Weder Wrestling noch die 80er-Jahre sind Themen, die unsere Kolumnistin Ulrike Klode sonderlich interessieren. Und dennoch hat sie die Netflix-Serie "GLOW" über Frauen-Wrestling sofort angefangen. Jetzt stellt sie sich die Frage: Nach welchen Kriterien wählen wir Serien aus?

von Ulrike Klode
01.07.2017 - 10:45 Uhr

Ich habe in dieser Woche tatsächlich eine Serie über Frauen-Wrestling in den 80er-Jahren geguckt, an drei Tagen die komplette Staffel durch. Und das aus freien Stücken, ohne berufliche Zwänge wie Vorbereitung für ein Interview oder weil ich eine Rezension darüber schreibe. "GLOW" heißt die Serie, wurde vor einer Woche bei Netflix veröffentlicht und ist das, was ich als Serie des Sommers bezeichnen würde: unterhaltsam, clever, überraschend, anregend, reinziehend, wunderbar gespielt. Doch um "GLOW" an sich soll es in diesem Text nicht gehen.
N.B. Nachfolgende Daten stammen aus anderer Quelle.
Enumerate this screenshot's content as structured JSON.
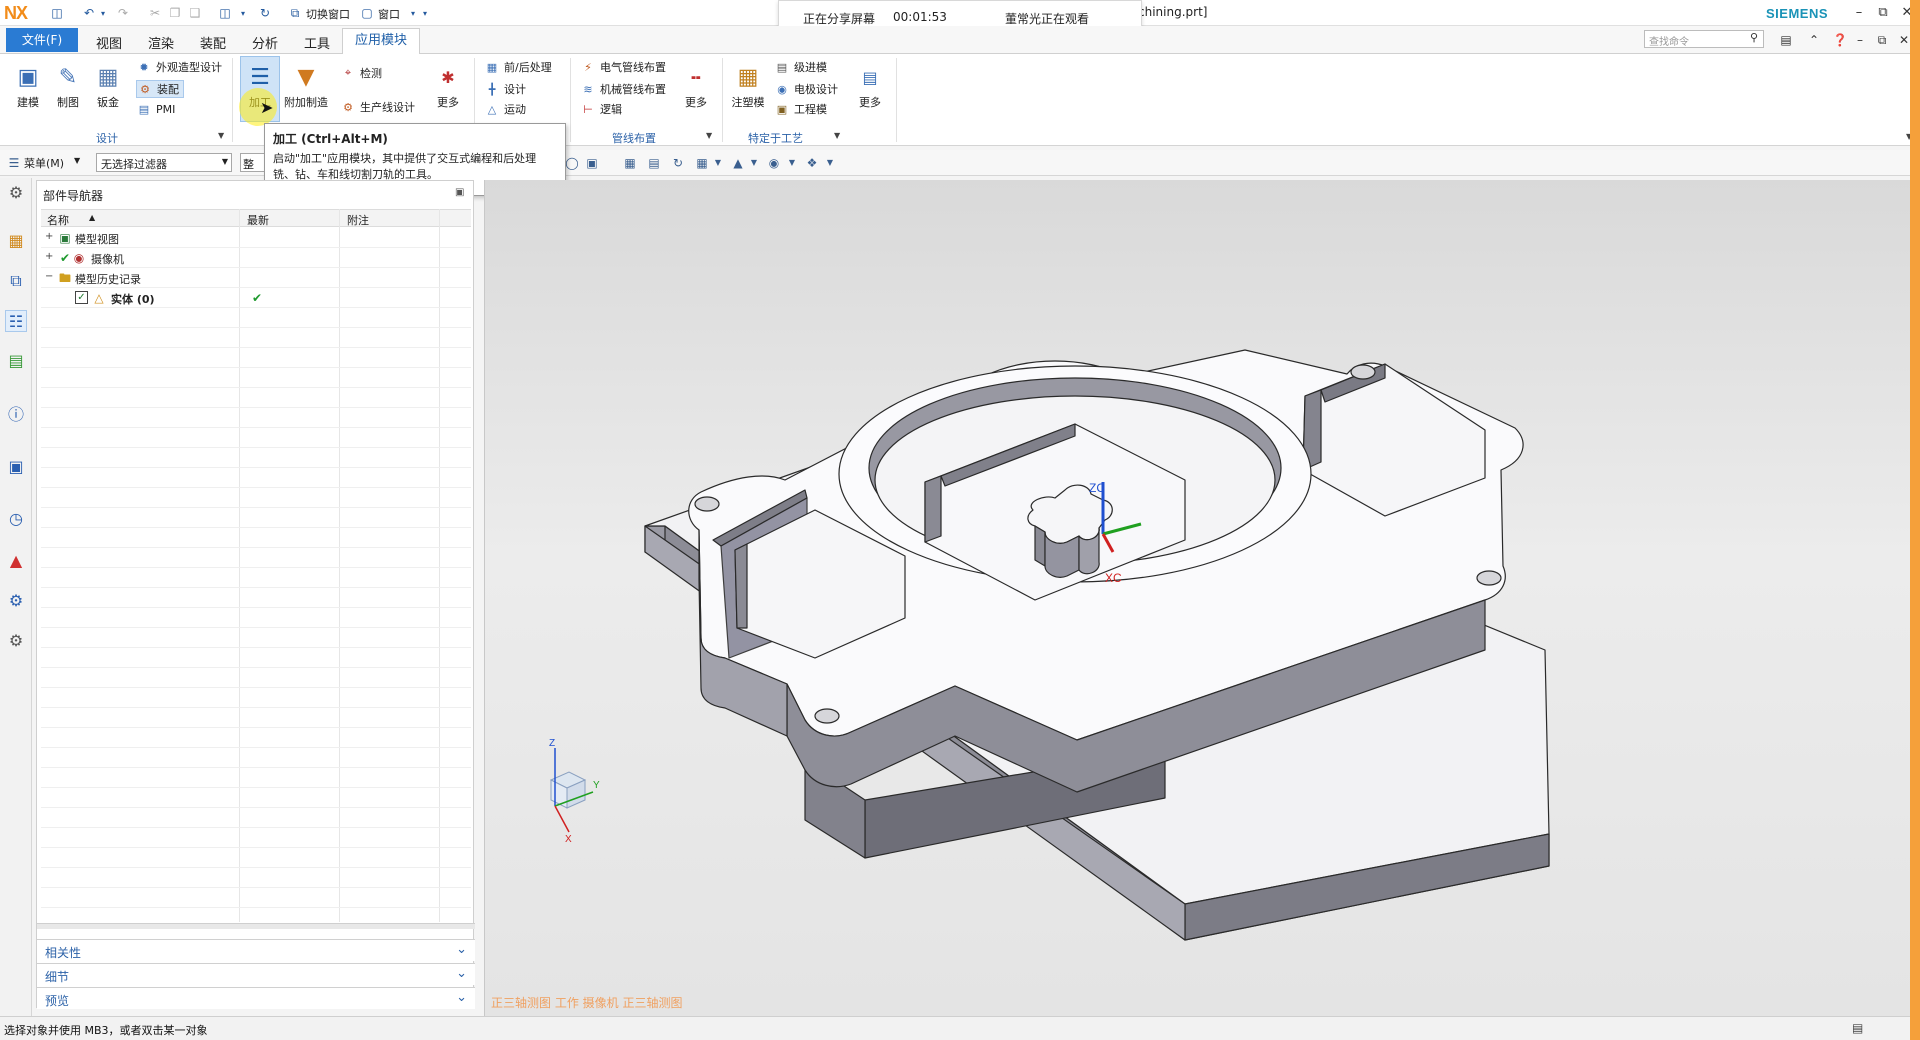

Sondern darum, dass ich mir beim Gucken der Serie überlegt habe, wie es kommt, dass ich - obwohl ich Wrestling wirklich nicht mag und dem Style der 80er-Jahre absolut nichts abgewinnen kann - mich tatsächlich auf die Serie gefreut hatte und sie geschaut habe, sobald sie veröffentlicht wurde. Und das, obwohl es gerade so viele andere Serien auf meiner To-watch-Liste gibt, die ich eigentlich auch sehen will. Vom speziellen bin ich auf den allgemeinen Fall gekommen: Warum interessieren wir uns für bestimmte Serien, für andere dagegen nicht? Im folgenden versuche ich diese Frage für mich zu beantworten und Kriterien zu finden, nach denen ich auswähle.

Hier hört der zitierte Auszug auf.